Human cytomegalovirus (HCMV) infection is a paradigm of the complexity reached by host-pathogen interactions. To avoid recognition by cytotoxic T lymphocytes (CTL) HCMV inhibits the expression of HLA class I molecules. As a consequence, engagement of inhibitory killer immunoglobulin-like receptors (KIR), CD94/NKG2A, and CD85j (ILT2 or LIR-1) natural killer cell receptors (NKR) specific for HLA class I molecules is impaired, and infected cells become vulnerable to an NK cell response driven by activating receptors. In addition to the well-defined role of the NKG2D lectin-like molecule, the involvement of other triggering receptors (i.e., activating KIR, CD94/NKG2C, NKp46, NKp44, and NKp30) in the response to HCMV is being explored.
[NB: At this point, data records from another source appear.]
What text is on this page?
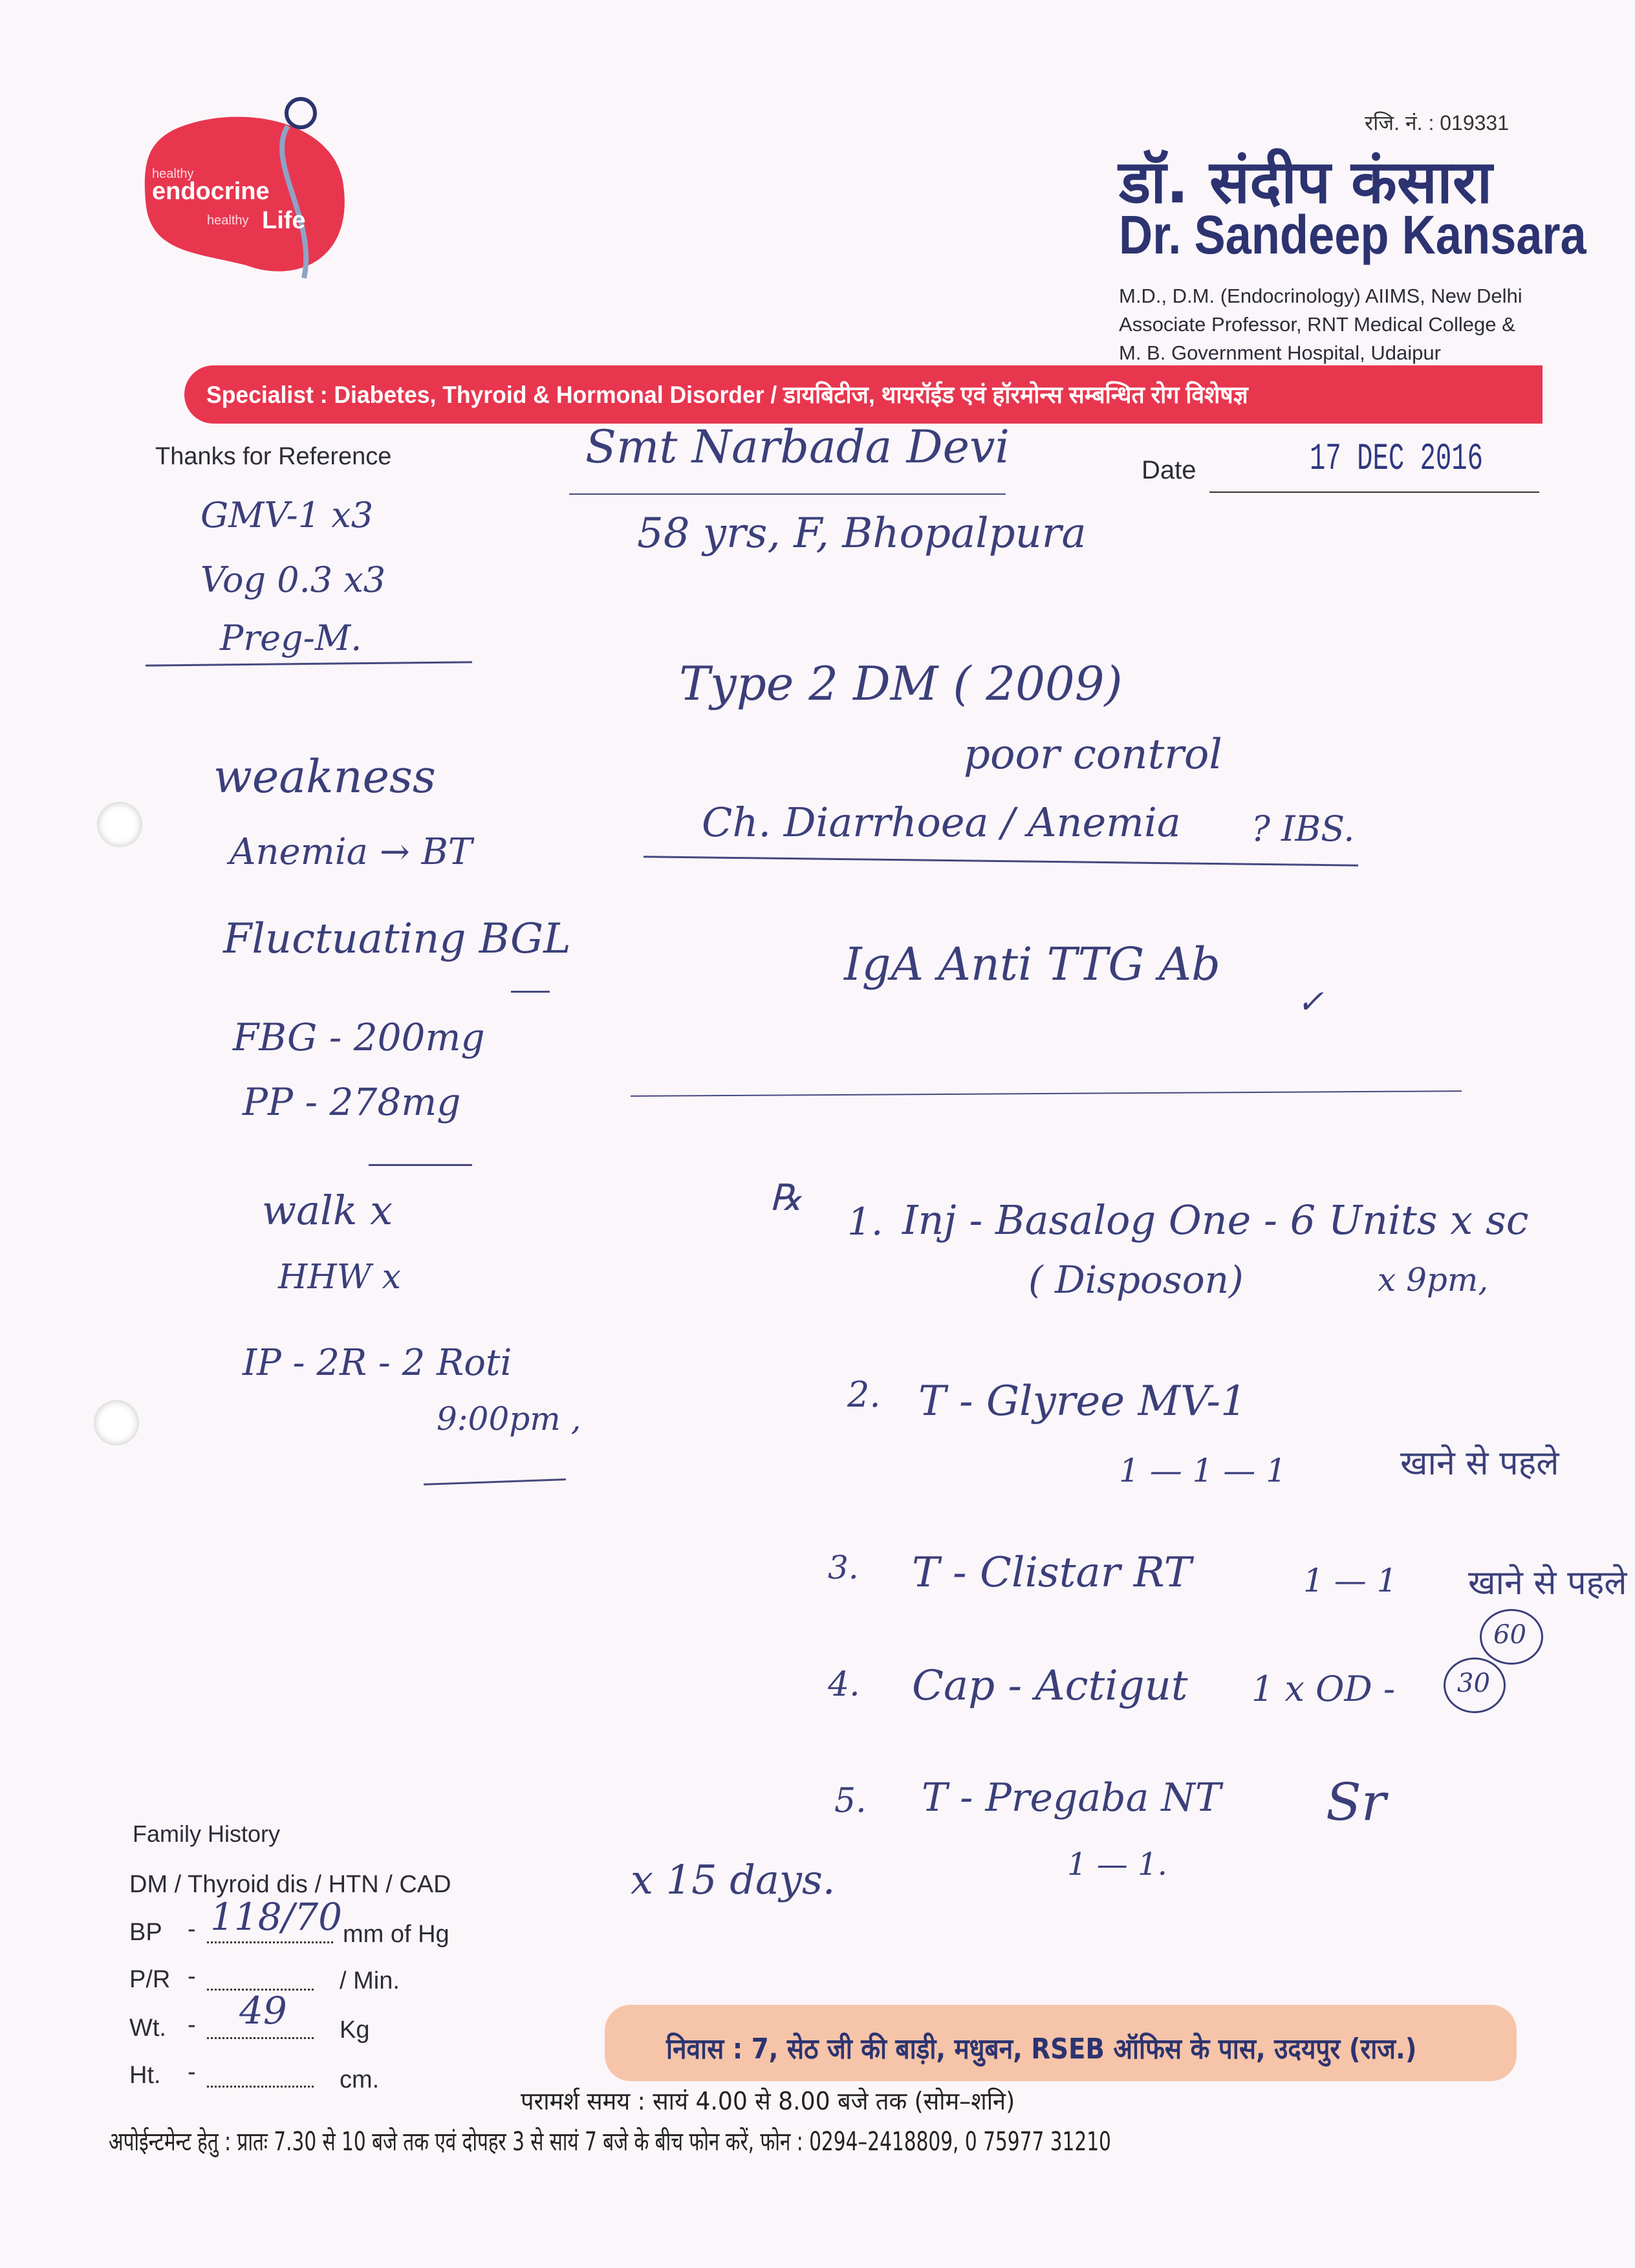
healthy
endocrine
healthy Life
रजि. नं. : 019331
डॉ. संदीप कंसारा
Dr. Sandeep Kansara
M.D., D.M. (Endocrinology) AIIMS, New Delhi
Associate Professor, RNT Medical College &
M. B. Government Hospital, Udaipur
Specialist : Diabetes, Thyroid & Hormonal Disorder / डायबिटीज, थायरॉईड एवं हॉरमोन्स सम्बन्धित रोग विशेषज्ञ
Thanks for Reference	Date	17 DEC 2016
Smt Narbada Devi
58 yrs, F, Bhopalpura
GMV-1 x3
Vog 0.3 x3
Preg-M.
weakness
Anemia → BT
Fluctuating BGL
FBG - 200mg
PP - 278mg
walk x
HHW x
IP - 2R - 2 Roti
9:00pm ,
Type 2 DM ( 2009)
poor control
Ch. Diarrhoea / Anemia ? IBS.
IgA Anti TTG Ab
✓
℞
1. Inj - Basalog One - 6 Units x sc
( Disposon)	x 9pm,
2. T - Glyree MV-1
1 — 1 — 1	खाने से पहले
3. T - Clistar RT	1 — 1 खाने से पहले
4. Cap - Actigut 1 x OD -
5. T - Pregaba NT
1 — 1.
60
30
x 15 days.
Sr
Family History
DM / Thyroid dis / HTN / CAD
BP - 118/70 mm of Hg
P/R -	/ Min.
Wt. - 49 Kg
Ht. -	cm.
निवास : 7, सेठ जी की बाड़ी, मधुबन, RSEB ऑफिस के पास, उदयपुर (राज.)
परामर्श समय : सायं 4.00 से 8.00 बजे तक (सोम–शनि)
अपोईन्टमेन्ट हेतु : प्रातः 7.30 से 10 बजे तक एवं दोपहर 3 से सायं 7 बजे के बीच फोन करें, फोन : 0294–2418809, 0 75977 31210
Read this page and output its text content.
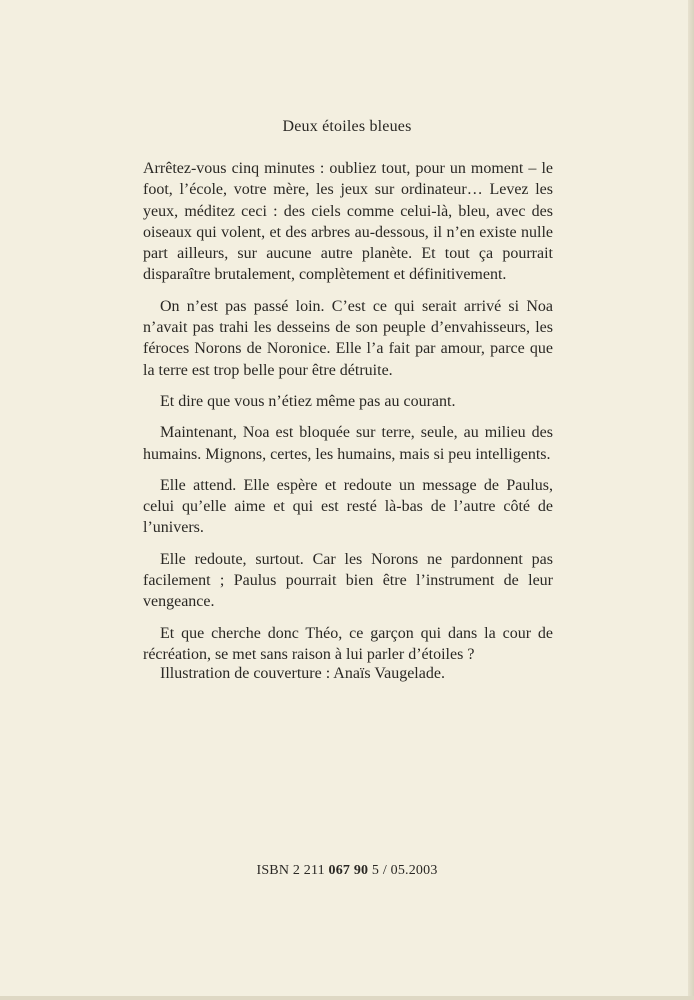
Deux étoiles bleues

Arrêtez-vous cinq minutes : oubliez tout, pour un moment – le foot, l’école, votre mère, les jeux sur ordinateur… Levez les yeux, méditez ceci : des ciels comme celui-là, bleu, avec des oiseaux qui volent, et des arbres au-dessous, il n’en existe nulle part ailleurs, sur aucune autre planète. Et tout ça pourrait disparaître brutalement, complètement et définitivement.

On n’est pas passé loin. C’est ce qui serait arrivé si Noa n’avait pas trahi les desseins de son peuple d’envahisseurs, les féroces Norons de Noronice. Elle l’a fait par amour, parce que la terre est trop belle pour être détruite.

Et dire que vous n’étiez même pas au courant.

Maintenant, Noa est bloquée sur terre, seule, au milieu des humains. Mignons, certes, les humains, mais si peu intelligents.

Elle attend. Elle espère et redoute un message de Paulus, celui qu’elle aime et qui est resté là-bas de l’autre côté de l’univers.

Elle redoute, surtout. Car les Norons ne pardonnent pas facilement ; Paulus pourrait bien être l’instrument de leur vengeance.

Et que cherche donc Théo, ce garçon qui dans la cour de récréation, se met sans raison à lui parler d’étoiles ?

Illustration de couverture : Anaïs Vaugelade.
ISBN 2 211 067 90 5 / 05.2003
To escape from NK cell-mediated surveillance, HCMV interferes with the expression of NKG2D ligands in infected cells. In addition, the virus may keep NK inhibitory receptors engaged preserving HLA class I molecules with a limited role in antigen presentation (i.e., HLA-E) or, alternatively, displaying class I surrogates. Despite considerable progress in the field, a number of issues regarding the involvement of NKR in the innate immune response to HCMV remain uncertain.